Zolani Tete 28 (21 KOs)-4 (2 KOs)-0 loses by 3rd round TKO to John Riel Casimero 29 (20 KOs)-4 (1 KO)-0 losing his WBO Bantamweight world title this Saturday at the Arena Birmingham broadcasted on BT Sport in the UK and ESPN+ in the US.

The thing is when writing these articles, you can be made to look fairly foolish fairly quickly. Putting your predictions out there for the whole world to see when you are an “expert” to some and an “enthusiast” to others very often doesn’t always pay off.

In doing prefight predictions I always make a point of picking a winner and how it may happen. I do listen to a YouTuber who works on a basis of not making a definitive prediction if he’s not sure, but apart from the fact that I don’t think you would want really want to read an 800 word article and to read…

“well I don’t know who’s gonna win..”

At the end, isn’t exactly the most satisfying, and also at the end of the day very few fights are perfectly 50 50 in my head, if I’ve got a 55 45 in my head, I’ll make a prediction based off that and let you all know that I’m nowhere near certain but that is the way I’m leaning.

It’s in these sorts of fights though where I do look a bit more foolish, and I am reaching a bit to back my previous prediction.

Saying, “well, for two rounds it went as I expected” is sort of like saying “well it was only in the main course that I poisoned you” I mean, I wouldn’t exactly be bragging about it.

But for two rounds it went as I expected,

I am shameless at backing my predictions haha,

Tete popping a jab, not landing it, but keeping Casemiro at arm’s length and the Filipino looking to lunge in with right hands of which the South African was ducking and pivoting well.

The only real notable things to note of the first two were a couple of back hand shots to the body landed by both, and a solid straight left combined with a head clash that Tete landed in the 2nd.

Really quiet couple of rounds to be honest, I scored both to Tete, but the first could easily have gone to Casemiro.

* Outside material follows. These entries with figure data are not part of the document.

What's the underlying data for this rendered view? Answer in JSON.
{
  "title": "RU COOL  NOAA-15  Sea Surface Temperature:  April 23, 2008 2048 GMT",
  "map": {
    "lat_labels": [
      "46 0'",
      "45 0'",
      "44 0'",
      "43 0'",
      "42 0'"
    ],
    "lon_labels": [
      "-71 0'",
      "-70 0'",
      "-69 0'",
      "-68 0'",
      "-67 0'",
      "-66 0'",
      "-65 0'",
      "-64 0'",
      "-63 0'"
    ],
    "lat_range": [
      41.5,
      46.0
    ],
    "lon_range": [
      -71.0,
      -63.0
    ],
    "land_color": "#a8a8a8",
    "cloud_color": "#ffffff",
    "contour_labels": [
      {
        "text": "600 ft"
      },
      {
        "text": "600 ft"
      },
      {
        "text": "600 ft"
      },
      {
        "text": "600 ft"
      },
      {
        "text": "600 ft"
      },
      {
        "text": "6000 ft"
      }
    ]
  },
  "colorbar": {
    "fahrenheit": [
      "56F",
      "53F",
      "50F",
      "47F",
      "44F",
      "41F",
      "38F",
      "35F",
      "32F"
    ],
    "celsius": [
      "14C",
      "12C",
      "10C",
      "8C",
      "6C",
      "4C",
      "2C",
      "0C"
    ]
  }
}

The fight ended in a way that it rarely does at the lighter weights, in a flash.

Another YouTuber made the point that the stoppage reminded him of the Charlo Lubin knockout, and it really was.

I’ve made a point of watching the first knockdown a few times on 0.25 speed, because when you view it slowly you can really see what went wrong for Tete here.

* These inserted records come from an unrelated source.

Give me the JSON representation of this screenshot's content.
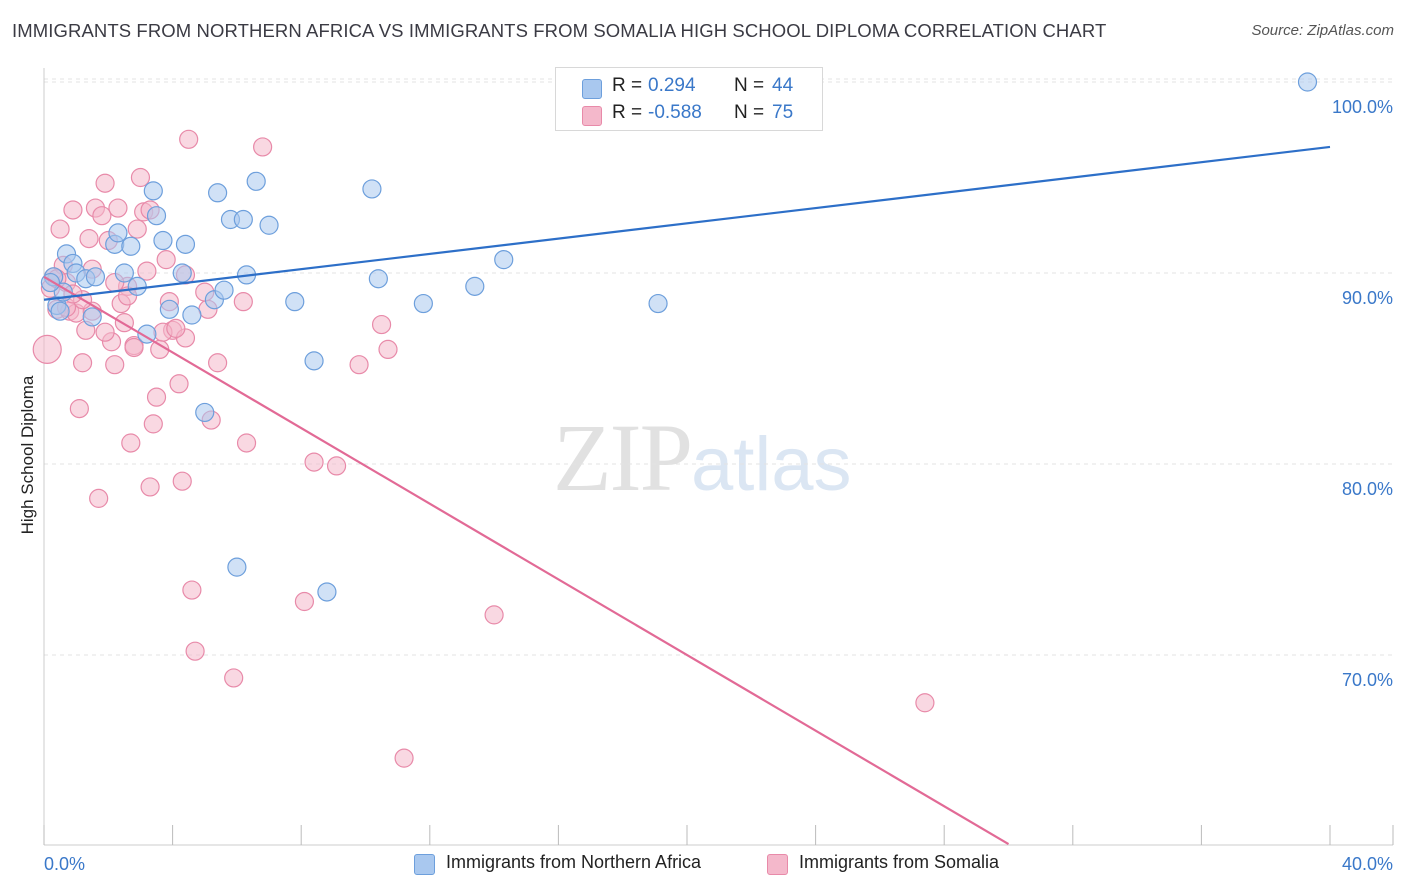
{
  "header": {
    "title": "IMMIGRANTS FROM NORTHERN AFRICA VS IMMIGRANTS FROM SOMALIA HIGH SCHOOL DIPLOMA CORRELATION CHART",
    "source": "Source: ZipAtlas.com"
  },
  "watermark": {
    "zip": "ZIP",
    "atlas": "atlas"
  },
  "legend": {
    "rows": [
      {
        "r_label": "R =",
        "r_value": "0.294",
        "n_label": "N =",
        "n_value": "44"
      },
      {
        "r_label": "R =",
        "r_value": "-0.588",
        "n_label": "N =",
        "n_value": "75"
      }
    ]
  },
  "colors": {
    "blue_fill": "#a9c8ef",
    "blue_stroke": "#6d9fdc",
    "blue_line": "#2d6fc8",
    "pink_fill": "#f4b8cb",
    "pink_stroke": "#e88aa9",
    "pink_line": "#e26a96",
    "tick_text": "#3a78c9",
    "grid": "#e3e3e3"
  },
  "chart_data": {
    "type": "scatter",
    "title": "IMMIGRANTS FROM NORTHERN AFRICA VS IMMIGRANTS FROM SOMALIA HIGH SCHOOL DIPLOMA CORRELATION CHART",
    "xlabel": "",
    "ylabel": "High School Diploma",
    "xlim": [
      0,
      40
    ],
    "ylim": [
      60,
      100.5
    ],
    "x_tick_labels": [
      "0.0%",
      "40.0%"
    ],
    "y_ticks": [
      70,
      80,
      90,
      100
    ],
    "y_tick_labels": [
      "70.0%",
      "80.0%",
      "90.0%",
      "100.0%"
    ],
    "grid": true,
    "legend_position": "top-center",
    "series": [
      {
        "name": "Immigrants from Northern Africa",
        "color": "#a9c8ef",
        "r": 0.294,
        "n": 44,
        "trend": {
          "x": [
            0,
            40
          ],
          "y": [
            88.6,
            96.6
          ]
        },
        "points": [
          [
            0.3,
            89.8
          ],
          [
            0.4,
            88.3
          ],
          [
            0.5,
            88.0
          ],
          [
            0.6,
            89.0
          ],
          [
            0.7,
            91.0
          ],
          [
            0.9,
            90.5
          ],
          [
            1.0,
            90.0
          ],
          [
            1.3,
            89.7
          ],
          [
            1.5,
            87.7
          ],
          [
            1.6,
            89.8
          ],
          [
            2.2,
            91.5
          ],
          [
            2.3,
            92.1
          ],
          [
            2.5,
            90.0
          ],
          [
            2.7,
            91.4
          ],
          [
            2.9,
            89.3
          ],
          [
            3.2,
            86.8
          ],
          [
            3.4,
            94.3
          ],
          [
            3.5,
            93.0
          ],
          [
            3.7,
            91.7
          ],
          [
            3.9,
            88.1
          ],
          [
            4.3,
            90.0
          ],
          [
            4.4,
            91.5
          ],
          [
            4.6,
            87.8
          ],
          [
            5.0,
            82.7
          ],
          [
            5.3,
            88.6
          ],
          [
            5.4,
            94.2
          ],
          [
            5.6,
            89.1
          ],
          [
            5.8,
            92.8
          ],
          [
            6.0,
            74.6
          ],
          [
            6.2,
            92.8
          ],
          [
            6.3,
            89.9
          ],
          [
            6.6,
            94.8
          ],
          [
            7.0,
            92.5
          ],
          [
            7.8,
            88.5
          ],
          [
            8.4,
            85.4
          ],
          [
            8.8,
            73.3
          ],
          [
            10.2,
            94.4
          ],
          [
            10.4,
            89.7
          ],
          [
            11.8,
            88.4
          ],
          [
            13.4,
            89.3
          ],
          [
            14.3,
            90.7
          ],
          [
            19.1,
            88.4
          ],
          [
            39.3,
            100.0
          ],
          [
            0.2,
            89.5
          ]
        ]
      },
      {
        "name": "Immigrants from Somalia",
        "color": "#f4b8cb",
        "r": -0.588,
        "n": 75,
        "trend": {
          "x": [
            0,
            30
          ],
          "y": [
            89.8,
            60.1
          ]
        },
        "points": [
          [
            0.1,
            86.0
          ],
          [
            0.2,
            89.2
          ],
          [
            0.3,
            89.8
          ],
          [
            0.4,
            88.1
          ],
          [
            0.5,
            92.3
          ],
          [
            0.6,
            90.4
          ],
          [
            0.7,
            89.5
          ],
          [
            0.8,
            88.0
          ],
          [
            0.9,
            93.3
          ],
          [
            1.0,
            87.9
          ],
          [
            1.1,
            82.9
          ],
          [
            1.2,
            85.3
          ],
          [
            1.3,
            87.0
          ],
          [
            1.4,
            91.8
          ],
          [
            1.5,
            88.0
          ],
          [
            1.6,
            93.4
          ],
          [
            1.7,
            78.2
          ],
          [
            1.8,
            93.0
          ],
          [
            1.9,
            94.7
          ],
          [
            2.0,
            91.7
          ],
          [
            2.1,
            86.4
          ],
          [
            2.2,
            85.2
          ],
          [
            2.3,
            93.4
          ],
          [
            2.4,
            88.4
          ],
          [
            2.5,
            87.4
          ],
          [
            2.6,
            89.3
          ],
          [
            2.7,
            81.1
          ],
          [
            2.8,
            86.2
          ],
          [
            2.9,
            92.3
          ],
          [
            3.0,
            95.0
          ],
          [
            3.1,
            93.2
          ],
          [
            3.2,
            90.1
          ],
          [
            3.3,
            78.8
          ],
          [
            3.4,
            82.1
          ],
          [
            3.5,
            83.5
          ],
          [
            3.6,
            86.0
          ],
          [
            3.8,
            90.7
          ],
          [
            3.9,
            88.5
          ],
          [
            4.0,
            87.0
          ],
          [
            4.2,
            84.2
          ],
          [
            4.3,
            79.1
          ],
          [
            4.4,
            86.6
          ],
          [
            4.5,
            97.0
          ],
          [
            4.6,
            73.4
          ],
          [
            4.7,
            70.2
          ],
          [
            5.1,
            88.1
          ],
          [
            5.2,
            82.3
          ],
          [
            5.4,
            85.3
          ],
          [
            5.9,
            68.8
          ],
          [
            6.3,
            81.1
          ],
          [
            6.8,
            96.6
          ],
          [
            8.1,
            72.8
          ],
          [
            8.4,
            80.1
          ],
          [
            9.1,
            79.9
          ],
          [
            9.8,
            85.2
          ],
          [
            10.5,
            87.3
          ],
          [
            10.7,
            86.0
          ],
          [
            11.2,
            64.6
          ],
          [
            14.0,
            72.1
          ],
          [
            27.4,
            67.5
          ],
          [
            0.4,
            89.7
          ],
          [
            0.7,
            88.2
          ],
          [
            1.2,
            88.6
          ],
          [
            2.6,
            88.8
          ],
          [
            3.7,
            86.9
          ],
          [
            4.1,
            87.1
          ],
          [
            4.4,
            89.9
          ],
          [
            5.0,
            89.0
          ],
          [
            1.5,
            90.2
          ],
          [
            2.2,
            89.5
          ],
          [
            0.9,
            88.9
          ],
          [
            3.3,
            93.3
          ],
          [
            1.9,
            86.9
          ],
          [
            2.8,
            86.1
          ],
          [
            6.2,
            88.5
          ]
        ]
      }
    ]
  },
  "bottom_legend": {
    "items": [
      {
        "label": "Immigrants from Northern Africa"
      },
      {
        "label": "Immigrants from Somalia"
      }
    ]
  }
}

Basically, in the southpaw orthodox matchup, bending from the waist puts your head towards your opponent’s back hand. When Casimero throws his jab, you see Tete bend from the waist, Casemiro just then takes a little pause, steps forward, puts his left foot outside Tete’s right for better positioning, and once he sees Tete bent just smashes him with the right hand.

In short, he waits for Tete to bend, then hits him when he can’t attack from that position.

Tete really never did recover from this, and as I said in my pre fight I am a bit saddened by this because I do get the sense that Tete hasn’t quite got the money from his career that his talent deserved, and had he won this fight a matchup against Rigo could have been on the cards.

I would like to see a rematch, but I feel like I would be in the minority, but I suppose I can’t complain when a hard hitting exiting Filipino jumps on the scene dethroning an established African champ.

Sounds familiar?

Also on the card Anthony Cacace 18 (7 KOs)-1 (0 KOs)-0 wins the British Super-Featherweight title in a 12 round split decision victory against Sam Bowen 15 (11 KOs)-1 (0 KOs)-0, and Lerrone Richards 13 (3 KOs)-0-0 also wins a 12 round split decision victory against Lennox Clarke 19 (7 KOs)-1 (0 KOs)-1 for the vacant British Super-Middleweight title.